FHA sold just 410 non-performing loans through the new program in the third quarter of 2010, but then quickly ramped up in 2011 and 2012 before peaking at more than 50,000 sales of non-performing loans in 2013, according to loan sales summaries provided on the U.S. Department of Housing and Urban Development (HUD) website.
While FHA non-performing loans sales gradually tapered off in 2014 (35,262) and 2015 (15,624), sales of Fannie Mae- and Freddie Mac-backed loans accelerated during that same time period.
Freddie Mac launched its non-performing loan sale program in July 2014 with the sale of about 3,000 loans, and quickly scaled up in 2015, selling 8,582 loans in the first half of the year and selling 15,790 in the second half of the year, according to its Non-Performing Loan (NPL) Transactions Web page.
Fannie Mae joined the NPL sales party about a year later with the sale of more than 3,000 loans with an unpaid principal balance (UPB) of $761.7 million in May 2015. Fannie completed two more NPL sales in 2015 and ended the year having sold nearly 14,000 loans with a combined UPB of $2.8 billion.
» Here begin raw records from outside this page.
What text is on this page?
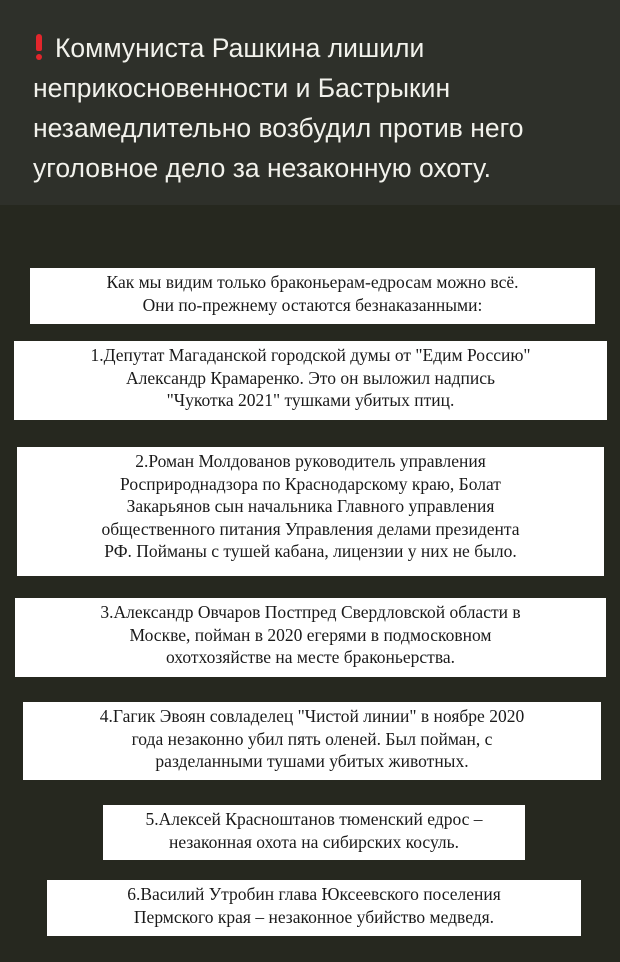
Коммуниста Рашкина лишили
неприкосновенности и Бастрыкин
незамедлительно возбудил против него
уголовное дело за незаконную охоту.
Как мы видим только браконьерам-едросам можно всё.
Они по-прежнему остаются безнаказанными:
1.Депутат Магаданской городской думы от "Едим Россию"
Александр Крамаренко. Это он выложил надпись
"Чукотка 2021" тушками убитых птиц.
2.Роман Молдованов руководитель управления
Росприроднадзора по Краснодарскому краю, Болат
Закарьянов сын начальника Главного управления
общественного питания Управления делами президента
РФ. Пойманы с тушей кабана, лицензии у них не было.
3.Александр Овчаров Постпред Свердловской области в
Москве, пойман в 2020 егерями в подмосковном
охотхозяйстве на месте браконьерства.
4.Гагик Эвоян совладелец "Чистой линии" в ноябре 2020
года незаконно убил пять оленей. Был пойман, с
разделанными тушами убитых животных.
5.Алексей Красноштанов тюменский едрос –
незаконная охота на сибирских косуль.
6.Василий Утробин глава Юксеевского поселения
Пермского края – незаконное убийство медведя.
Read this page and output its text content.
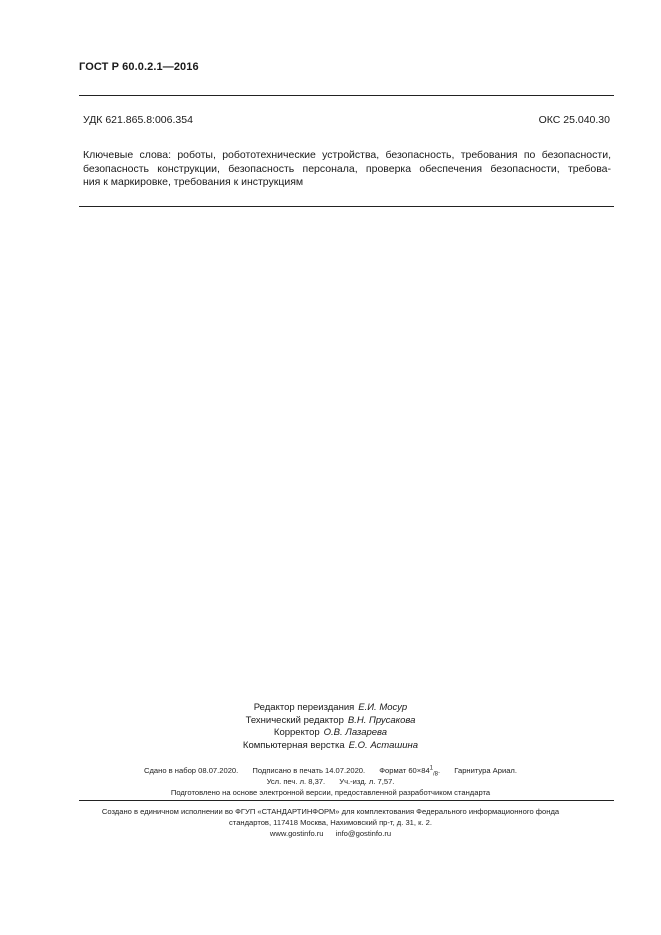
ГОСТ Р 60.0.2.1—2016
УДК 621.865.8:006.354	ОКС 25.040.30
Ключевые слова: роботы, робототехнические устройства, безопасность, требования по безопасности,
безопасность конструкции, безопасность персонала, проверка обеспечения безопасности, требова-
ния к маркировке, требования к инструкциям
Редактор переиздания Е.И. Мосур
Технический редактор В.Н. Прусакова
Корректор О.В. Лазарева
Компьютерная верстка Е.О. Асташина
Сдано в набор 08.07.2020. Подписано в печать 14.07.2020. Формат $60\times 84^1_{/8}$. Гарнитура Ариал.
Усл. печ. л. 8,37. Уч.-изд. л. 7,57.
Подготовлено на основе электронной версии, предоставленной разработчиком стандарта
Создано в единичном исполнении во ФГУП «СТАНДАРТИНФОРМ» для комплектования Федерального информационного фонда
стандартов, 117418 Москва, Нахимовский пр-т, д. 31, к. 2.
www.gostinfo.ru info@gostinfo.ru
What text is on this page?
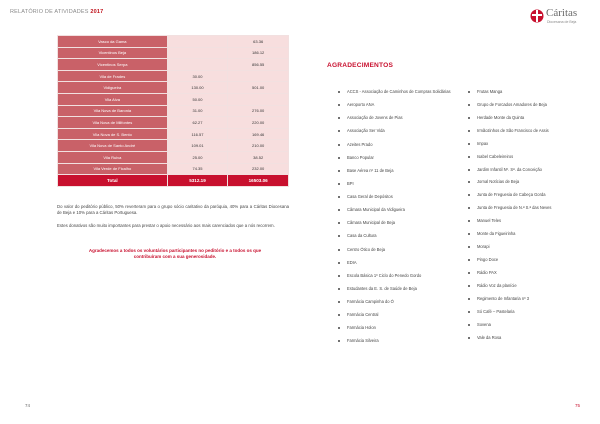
RELATÓRIO DE ATIVIDADES 2017	Cáritas
Diocesana de Beja
Vasco da Gama		63.36
Vicentinos Beja		186.12
Vicentinos Serpa		856.55
Vila de Frades	30.00	
Vidigueira	130.00	501.00
Vila Alva	50.00	
Vila Nova de Baronia	31.00	276.00
Vila Nova de Milfontes	62.27	220.00
Vila Nova de S. Bento	116.57	169.46
Vila Nova de Santo André	109.01	210.00
Vila Ruiva	25.00	38.52
Vila Verde de Ficalho	74.35	232.00
Total	5312.19	16503.06
Do valor do peditório público, 50% reverteram para o grupo sócio caritativo da paróquia, 40% para a Cáritas Diocesana de Beja e 10% para a Cáritas Portuguesa.
Estes donativos são muito importantes para prestar o apoio necessário aos mais carenciados que a nós recorrem.
Agradecemos a todos os voluntários participantes no peditório e a todos os que contribuíram com a sua generosidade.
AGRADECIMENTOS
ACCS - Associação de Caminhos de Compras Solidárias
Aeroporto ANA
Associação de Jovens de Pias
Associação Ser Vida
Azeites Prado
Banco Popular
Base Aérea nº 11 de Beja
BPI
Casa Geral de Depósitos
Câmara Municipal da Vidigueira
Câmara Municipal de Beja
Casa da Cultura
Centro Ótico de Beja
EDIA
Escola Básica 1º Ciclo do Penedo Gordo
Estudantes da E. S. de Saúde de Beja
Farmácia Campinha do Ó
Farmácia Central
Farmácia Holon
Farmácia Silveira
Frutas Manga
Grupo de Forcados Amadores de Beja
Herdade Monte da Quinta
Irmãozinhos de São Francisco de Assis
Impax
Isabel Cabeleireiros
Jardim Infantil Nº. Sª. da Conceição
Jornal Notícias de Beja
Junta de Freguesia de Cabeça Gorda
Junta de Freguesia de N.ª S.ª das Neves
Manuel Teles
Monte da Figueirinha
Morapi
Pingo Doce
Rádio PAX
Rádio Voz da planície
Regimento de Infantaria nº 3
Só Café – Pastelaria
Sovena
Vale da Rosa
74	75
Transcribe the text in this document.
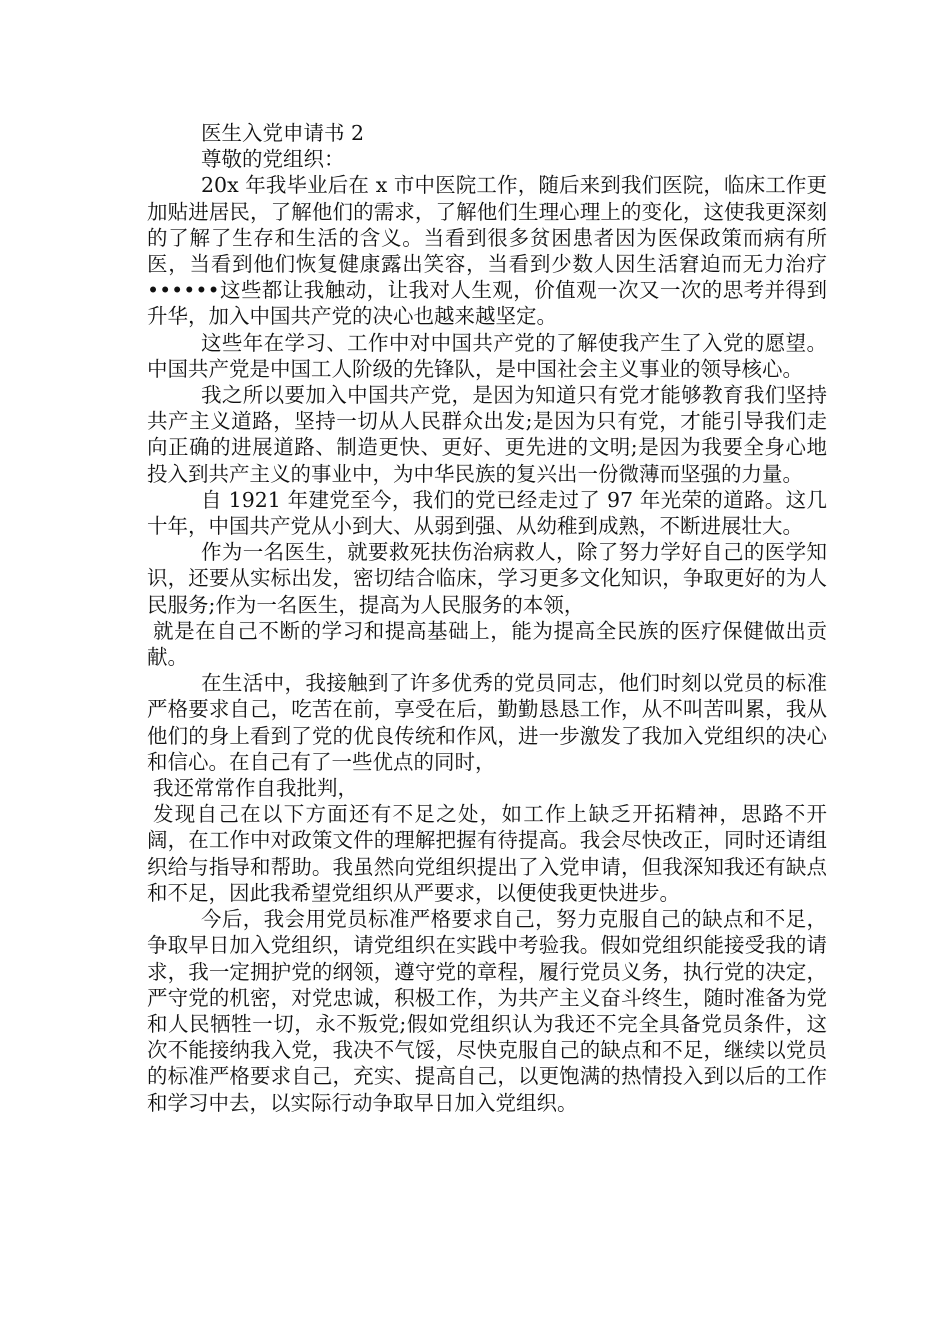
医生入党申请书 2
尊敬的党组织：

20x 年我毕业后在 x 市中医院工作，随后来到我们医院，临床工作更加贴进居民，了解他们的需求，了解他们生理心理上的变化，这使我更深刻的了解了生存和生活的含义。当看到很多贫困患者因为医保政策而病有所医，当看到他们恢复健康露出笑容，当看到少数人因生活窘迫而无力治疗••••••这些都让我触动，让我对人生观，价值观一次又一次的思考并得到升华，加入中国共产党的决心也越来越坚定。

这些年在学习、工作中对中国共产党的了解使我产生了入党的愿望。中国共产党是中国工人阶级的先锋队，是中国社会主义事业的领导核心。

我之所以要加入中国共产党，是因为知道只有党才能够教育我们坚持共产主义道路，坚持一切从人民群众出发;是因为只有党，才能引导我们走向正确的进展道路、制造更快、更好、更先进的文明;是因为我要全身心地投入到共产主义的事业中，为中华民族的复兴出一份微薄而坚强的力量。

自 1921 年建党至今，我们的党已经走过了 97 年光荣的道路。这几十年，中国共产党从小到大、从弱到强、从幼稚到成熟，不断进展壮大。

作为一名医生，就要救死扶伤治病救人，除了努力学好自己的医学知识，还要从实标出发，密切结合临床，学习更多文化知识，争取更好的为人民服务;作为一名医生，提高为人民服务的本领，

就是在自己不断的学习和提高基础上，能为提高全民族的医疗保健做出贡献。

在生活中，我接触到了许多优秀的党员同志，他们时刻以党员的标准严格要求自己，吃苦在前，享受在后，勤勤恳恳工作，从不叫苦叫累，我从他们的身上看到了党的优良传统和作风，进一步激发了我加入党组织的决心和信心。在自己有了一些优点的同时，

我还常常作自我批判，

发现自己在以下方面还有不足之处，如工作上缺乏开拓精神，思路不开阔，在工作中对政策文件的理解把握有待提高。我会尽快改正，同时还请组织给与指导和帮助。我虽然向党组织提出了入党申请，但我深知我还有缺点和不足，因此我希望党组织从严要求，以便使我更快进步。

今后，我会用党员标准严格要求自己，努力克服自己的缺点和不足，争取早日加入党组织，请党组织在实践中考验我。假如党组织能接受我的请求，我一定拥护党的纲领，遵守党的章程，履行党员义务，执行党的决定，严守党的机密，对党忠诚，积极工作，为共产主义奋斗终生，随时准备为党和人民牺牲一切，永不叛党;假如党组织认为我还不完全具备党员条件，这次不能接纳我入党，我决不气馁，尽快克服自己的缺点和不足，继续以党员的标准严格要求自己，充实、提高自己，以更饱满的热情投入到以后的工作和学习中去，以实际行动争取早日加入党组织。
And the government-backed agency showed no signs of slowing its NPL sales program in 2016, kicking off the year with its biggest sale yet in terms of dollar volume — more than 6,500 loans with an UPB of $1.32 billing that closed in February.
The NPL waterfall
Longtime loan buyer Eddie Speed said the flood of NPL sales over the last few years is beginning to waterfall down from large institutional investors — who purchased the loans by the thousands in the initial auction — to mid-sized buyers like his company, Colonial Funding Group — which purchases loans by the hundreds — and eventually trickling down to mom-and-pop investors who purchase by the tens.
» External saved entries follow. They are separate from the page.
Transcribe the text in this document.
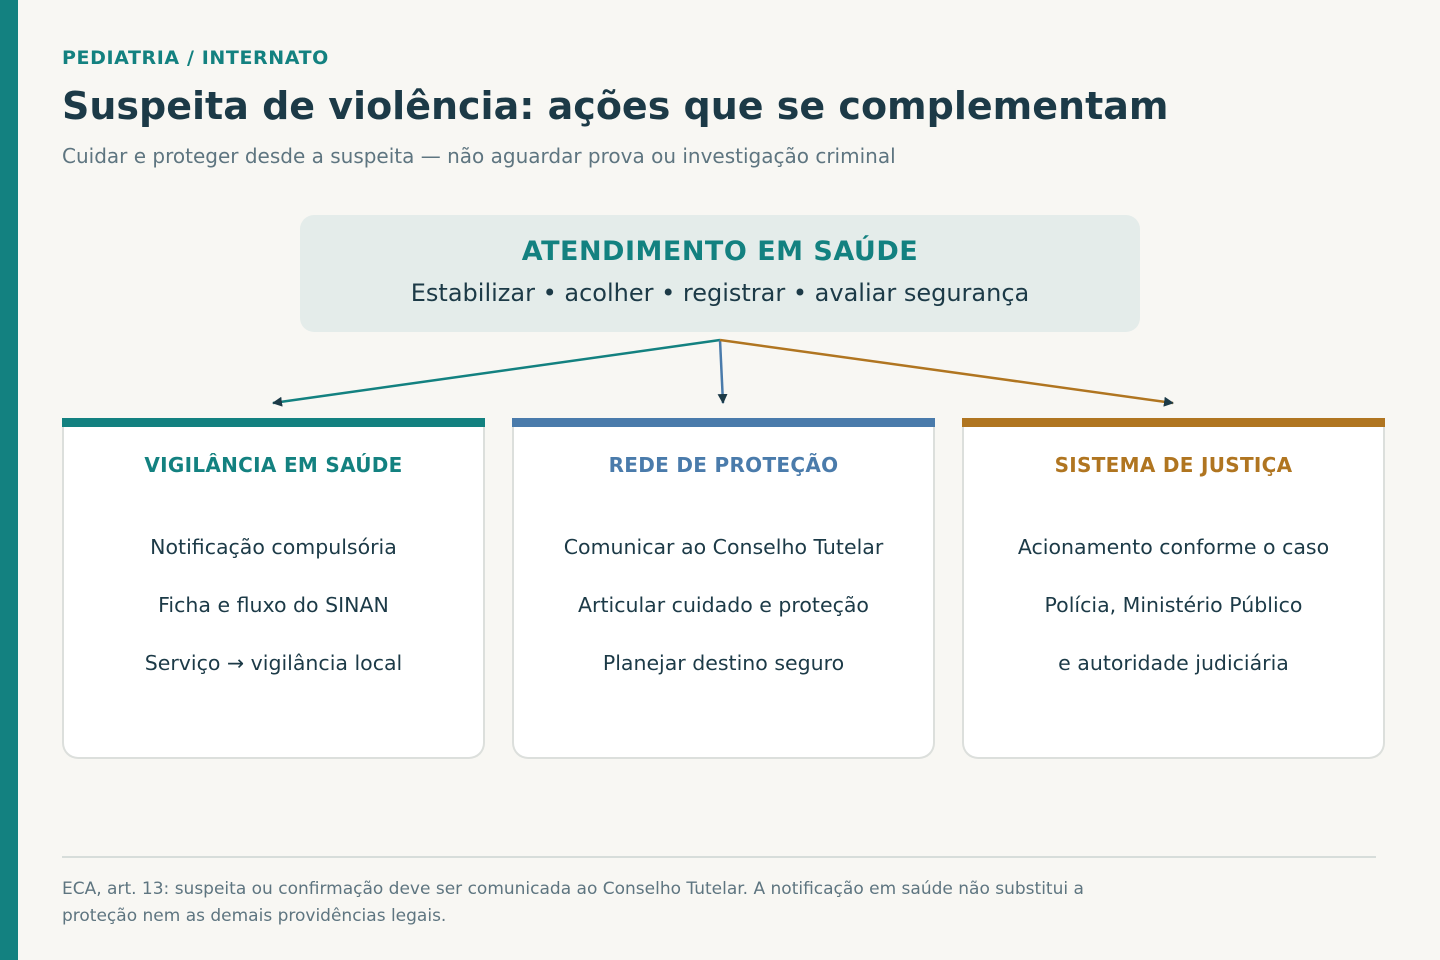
PEDIATRIA / INTERNATO
Suspeita de violência: ações que se complementam
Cuidar e proteger desde a suspeita — não aguardar prova ou investigação criminal
ATENDIMENTO EM SAÚDE
Estabilizar • acolher • registrar • avaliar segurança
VIGILÂNCIA EM SAÚDE
Notificação compulsória
Ficha e fluxo do SINAN
Serviço → vigilância local
REDE DE PROTEÇÃO
Comunicar ao Conselho Tutelar
Articular cuidado e proteção
Planejar destino seguro
SISTEMA DE JUSTIÇA
Acionamento conforme o caso
Polícia, Ministério Público
e autoridade judiciária

ECA, art. 13: suspeita ou confirmação deve ser comunicada ao Conselho Tutelar. A notificação em saúde não substitui a proteção nem as demais providências legais.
“The waterfall of selling these non-performing notes started a year ago to any measurable degree,” said Speed, who also runs NoteSchool, a company that trains investors how to find, research, buy and service loans. “We might buy 100 loans, but we are not Carrington and we are not going to buy 10,000 at a time.”
Carrington’s investment partner Oaktree Capital Management has purchased 4,772 non-performing loans with a total unpaid principal balance of $807.6 million through the FHA program alone — the sixth biggest buyer to date in the program, according to a HUD report published in February. But large institutional buyers such as Carrington may now be interested in selling off some of their NPL portfolios to mid-sized investors like Speed, who in turn sells them to mom-and-pop investors.
Daren Blomquist is the vice president of RealtyTrac.